Сибиряк зло послал слюну через зубы.
— Онемел? Потому опять понимаешь, что у всех, кто на посудине, на тебя надежда. У пролетов мы с тобой стоим, а пассажиры всяких сословий чаи гоняют, стерлядку на пару винцом запивают, а нам в благодарность чарочки не подносят.
— А ты отдай им винтовку и садись с имя за стол.
— Я винтовку до самой смерти не отдам. Да они и держать ее не умеют. Они за веру, царя и отечество своей кровью вшей не поили. Они шепотком эти слова промеж себя произносили, а я за отечество с начала войны врагов убавлял со свету.
— Будет про то.
— Нет, не будет. Хочу плескать слова, хочу понять, почему Россия надвое раскололась у одного русского народа?
— На крестьянской стороне правда. Единой должна быть Россия.
— А красные о чем толкуют. Тоже про единую.
— Мне их понятие знать неинтересно. Мое дело в Сибирь их не допустить. По мне пусть возля Сибири свою власть разводят. В Сибири большевикам с их властью делать нечего. И боле от меня никаких высказов не жди.
— Может, ты и тем недоволен, что я в твою Сибирь плыву?
— У тебя винтовка. Должен помогать сибирякам не допускать до нашей земли большевиков.
— А как выйдет по-твоему?

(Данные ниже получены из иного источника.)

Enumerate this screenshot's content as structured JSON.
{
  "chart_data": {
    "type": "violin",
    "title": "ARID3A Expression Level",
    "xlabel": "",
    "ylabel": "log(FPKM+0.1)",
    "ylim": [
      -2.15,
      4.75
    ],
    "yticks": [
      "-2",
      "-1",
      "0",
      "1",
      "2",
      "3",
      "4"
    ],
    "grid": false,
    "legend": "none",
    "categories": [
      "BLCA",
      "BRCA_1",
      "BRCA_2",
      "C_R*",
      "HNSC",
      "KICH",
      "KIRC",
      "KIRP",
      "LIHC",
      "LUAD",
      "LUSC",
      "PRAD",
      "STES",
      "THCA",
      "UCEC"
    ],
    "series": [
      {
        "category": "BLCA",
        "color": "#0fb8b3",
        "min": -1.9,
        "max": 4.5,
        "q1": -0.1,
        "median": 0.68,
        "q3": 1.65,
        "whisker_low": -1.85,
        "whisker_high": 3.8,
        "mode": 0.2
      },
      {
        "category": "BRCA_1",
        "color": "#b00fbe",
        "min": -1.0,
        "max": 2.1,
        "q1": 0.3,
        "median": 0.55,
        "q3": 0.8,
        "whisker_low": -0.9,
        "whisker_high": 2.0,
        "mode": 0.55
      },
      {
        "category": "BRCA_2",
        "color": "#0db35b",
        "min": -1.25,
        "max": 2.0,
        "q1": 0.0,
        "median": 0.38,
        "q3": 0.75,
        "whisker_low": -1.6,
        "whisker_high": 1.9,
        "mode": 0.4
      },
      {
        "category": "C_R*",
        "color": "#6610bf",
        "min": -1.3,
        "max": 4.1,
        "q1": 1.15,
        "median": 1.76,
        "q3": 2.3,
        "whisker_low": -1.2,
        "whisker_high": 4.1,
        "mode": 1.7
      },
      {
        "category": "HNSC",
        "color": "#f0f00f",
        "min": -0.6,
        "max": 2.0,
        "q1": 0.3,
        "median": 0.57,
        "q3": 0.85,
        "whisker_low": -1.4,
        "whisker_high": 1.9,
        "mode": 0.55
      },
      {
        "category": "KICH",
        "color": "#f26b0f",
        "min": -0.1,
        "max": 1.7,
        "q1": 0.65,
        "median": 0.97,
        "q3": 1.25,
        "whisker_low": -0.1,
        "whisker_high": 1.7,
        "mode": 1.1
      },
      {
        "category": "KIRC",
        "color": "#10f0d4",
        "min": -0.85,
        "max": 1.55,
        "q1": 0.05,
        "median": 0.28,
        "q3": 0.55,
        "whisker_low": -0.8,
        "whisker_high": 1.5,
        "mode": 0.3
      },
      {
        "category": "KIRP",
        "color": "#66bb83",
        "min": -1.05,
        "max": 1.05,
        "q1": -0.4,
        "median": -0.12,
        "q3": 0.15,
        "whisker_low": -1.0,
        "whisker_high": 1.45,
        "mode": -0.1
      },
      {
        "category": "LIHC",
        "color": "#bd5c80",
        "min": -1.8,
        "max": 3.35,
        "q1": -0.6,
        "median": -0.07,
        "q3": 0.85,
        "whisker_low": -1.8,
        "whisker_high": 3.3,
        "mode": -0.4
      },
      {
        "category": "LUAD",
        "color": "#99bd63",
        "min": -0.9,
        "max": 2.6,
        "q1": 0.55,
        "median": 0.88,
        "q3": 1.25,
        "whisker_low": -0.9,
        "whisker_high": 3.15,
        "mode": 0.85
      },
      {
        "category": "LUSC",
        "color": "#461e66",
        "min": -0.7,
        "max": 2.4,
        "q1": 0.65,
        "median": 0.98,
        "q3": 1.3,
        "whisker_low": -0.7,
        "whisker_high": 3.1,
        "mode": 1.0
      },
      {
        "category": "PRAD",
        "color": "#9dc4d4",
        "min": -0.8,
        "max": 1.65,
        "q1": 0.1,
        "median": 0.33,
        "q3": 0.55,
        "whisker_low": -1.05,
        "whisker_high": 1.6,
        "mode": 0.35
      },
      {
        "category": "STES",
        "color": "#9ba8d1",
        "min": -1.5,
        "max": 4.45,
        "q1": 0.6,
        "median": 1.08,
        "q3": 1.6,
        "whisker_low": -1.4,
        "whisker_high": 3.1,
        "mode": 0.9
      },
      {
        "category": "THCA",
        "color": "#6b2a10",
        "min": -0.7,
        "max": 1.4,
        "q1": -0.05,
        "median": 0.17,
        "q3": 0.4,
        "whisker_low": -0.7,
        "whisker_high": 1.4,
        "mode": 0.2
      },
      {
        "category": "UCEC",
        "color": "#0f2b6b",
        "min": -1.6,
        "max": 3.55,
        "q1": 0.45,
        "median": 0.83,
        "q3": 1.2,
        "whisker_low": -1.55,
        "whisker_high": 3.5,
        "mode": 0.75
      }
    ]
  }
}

В Сибирь красных не допустим. Так ты в благодарность за помощь со мной своей землей поделишься?
— Пошто делиться-то?
— Да за помощь мою винтовкой?
— Му, об этом начальство решит. Его забота всех землей оделить. У нас земли много. Корчуй тайгу и владей.
— Неплохо рассудил. Только и я судить умею.
— Твое дело Колчаку служить верой и правдой, а у него ума хватит, как за службу с тобой землей расплатиться.
— Тогда уж скажи, как с чехами он поступит. Они тоже помогают.
— С имя расчет не землей. Им хлеба и золота дадут, а этого добра у Колчака хватит.
— Велишь понимать, что выращенный тобой хлебушко тоже на расплату пойдет?
— Ежели его откупят у меня. Я до родных мест дойду, и с меня хватит.
— С бабой спать ляжешь, а Корешков за тебя воюй.
— Я тебя не звал. Надо было тебе красных на Волгу не пускать.
— Верно. Только они меня об этом не спросили. Когда с Урала в Сибирь пойдут, тебя тоже не спросят.
— Это мы поглядим. Скажу те, солдат, пока погоны носишь, думай о таком про себя. А то…
— Скажешь начальству, что я красный?
— Мое дело в том сторона. Я к дому спешу, а про остальное пусть Колчак думает, на то звание у него верховный правитель. Ты постой пока один. Поспрошаю, пошто долго нас не сменяют. Не нанимался век на этом посту стоять.
— Слыхал, моряк?
— Ты лучше полегче, а то и впрямь.
— Да охота мне до правды дознаться.
— Да она, Прохор, пока в твоих руках, пока с винтовкой. Правильно, что не хочешь ее отдавать. Молчи. Думай. А у людей о правде не допытывайся. Потому теперь никто не знает, у кого она за пазухой схоронена. Пойду, проведаю адмирала, может, надо что старику…
2
Тавду укрыли густые сумерки. Обжатая лесистыми берегами река петляла, а в иных местах настолько суживалась, что от парохода до любого берега только сажень. Из-за зазубрин прибрежных лесов показался край луны. Раскаленным оранжевым светом стелила она на реку полосу отражения, которую пароход не мог пересечь.
Сырое дыхание реки почти очистило палубы от людей.
Настенька Кокшарова, завернувшись в пуховую шаль, стояла под капитанским мостиком На нее падал слабый свет от зеленого сигнального фонаря.
— Чем тревожите память, Анастасия Владимировна?
Обернувшись на голос, Настенька увидела перед собой офицера с забинтованной головой и рукой.
— Кажется, не узнаете?
— Разве знакомы?
— Разрешите снова представиться. Поручик Муравьев.
— Вадим Сергеевич! Боже, как изменились.
— Вид у меня действительно непривычный.
— Ранены? Когда?
— Под Пермью. В Екатеринбурге лежал в госпитале, но из-за панической эвакуации меня в нем забыли. На мое счастье, ноги целы, вот и добрался до Тавды. Вы, Настенька, простите, Анастасия Владимировна, видимо, совсем забыли о моем существовании. В Екатеринбурге разыскивал вас, но безрезультатно. Такой невезучий! Как здоровье папы?